Every writing book is good
If it gets you to write!
The one topic writers find it easy to write about is how hard it is to write.
One of my favorite paragraphs on the subject comes from David Rakoff’s Half Empty:
Creativity demands an ability to be with oneself at one’s least attractive, that sometimes it’s just easier not to do anything. Writing — I can really only speak to writing here — always, always only starts out as shit: an infant on monstrous aspect; bawling, ugly, terrible, and it stays terrible for a long, long time (sometimes forever). Unlike cooking, for example, where largely edible, if raw, ingredients are assembled, cut, heated, and otherwise manipulated into something both digestible and palatable, writing is closer to having to reverse-engineer a meal out of rotten food.”
This is where the “Shitty First Drafts” chapter of Anne Lamott’s Bird By Bird comes in handy:
Almost all good writing begins with terrible first efforts.

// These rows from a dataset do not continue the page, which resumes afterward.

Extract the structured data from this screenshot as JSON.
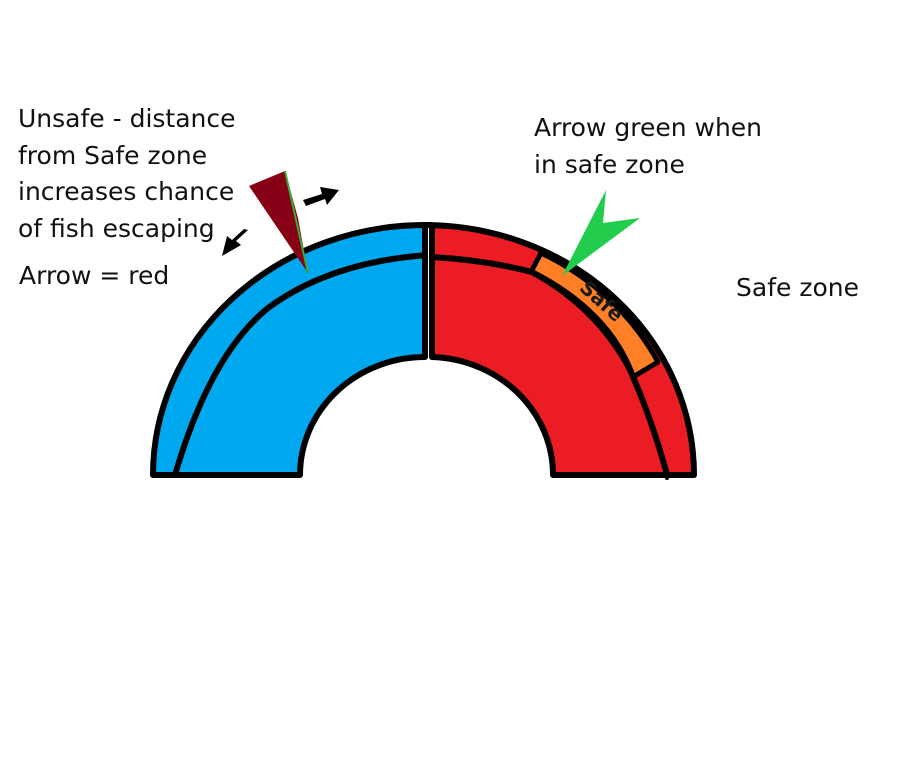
{
  "annotations": {
    "unsafe_line1": "Unsafe - distance",
    "unsafe_line2": "from Safe zone",
    "unsafe_line3": "increases chance",
    "unsafe_line4": "of fish escaping",
    "arrow_red": "Arrow = red",
    "green_line1": "Arrow green when",
    "green_line2": "in safe zone",
    "safe_zone": "Safe zone"
  },
  "gauge": {
    "safe_label": "Safe",
    "colors": {
      "unsafe_left": "#00a8f0",
      "unsafe_right": "#ec1c24",
      "safe": "#ff7f27",
      "outline": "#000000",
      "arrow_red": "#880015",
      "arrow_green": "#22cc4c",
      "motion_arrow": "#000000"
    }
  },
  "icons": {
    "red_arrow": "red-pointer-arrow",
    "green_arrow": "green-pointer-arrow",
    "motion_arrows": "direction-arrows"
  }
}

You need to start somewhere. Start by getting something — anything — down on paper. A friend of mine says that the first draft is the down draft — you just get it down. The second draft is the up draft — you fix it up. You try to say what you have to say more accurately. And the third draft is the dental draft, where you check every tooth, to see if it’s loose or cramped or decayed, or even, God help us, healthy.
The awful truth is that writing doesn’t really get any easier. No matter how many books you’ve written, your last book won’t write your next one for you. I would even go a step further: The better you think you did on your last book, the harder it is to write another one.
In my recent interview with Jane Ratcliffe, I admitted that the reason I have taken so long in between books is that “I find writing books to be mostly painful.” Several commenters seemed to find this comforting, the idea that someone like me still finds the process terrifying and impossible. I feel like I’m pretty open with y’all about this, but in case I haven’t been recently, let me be so now.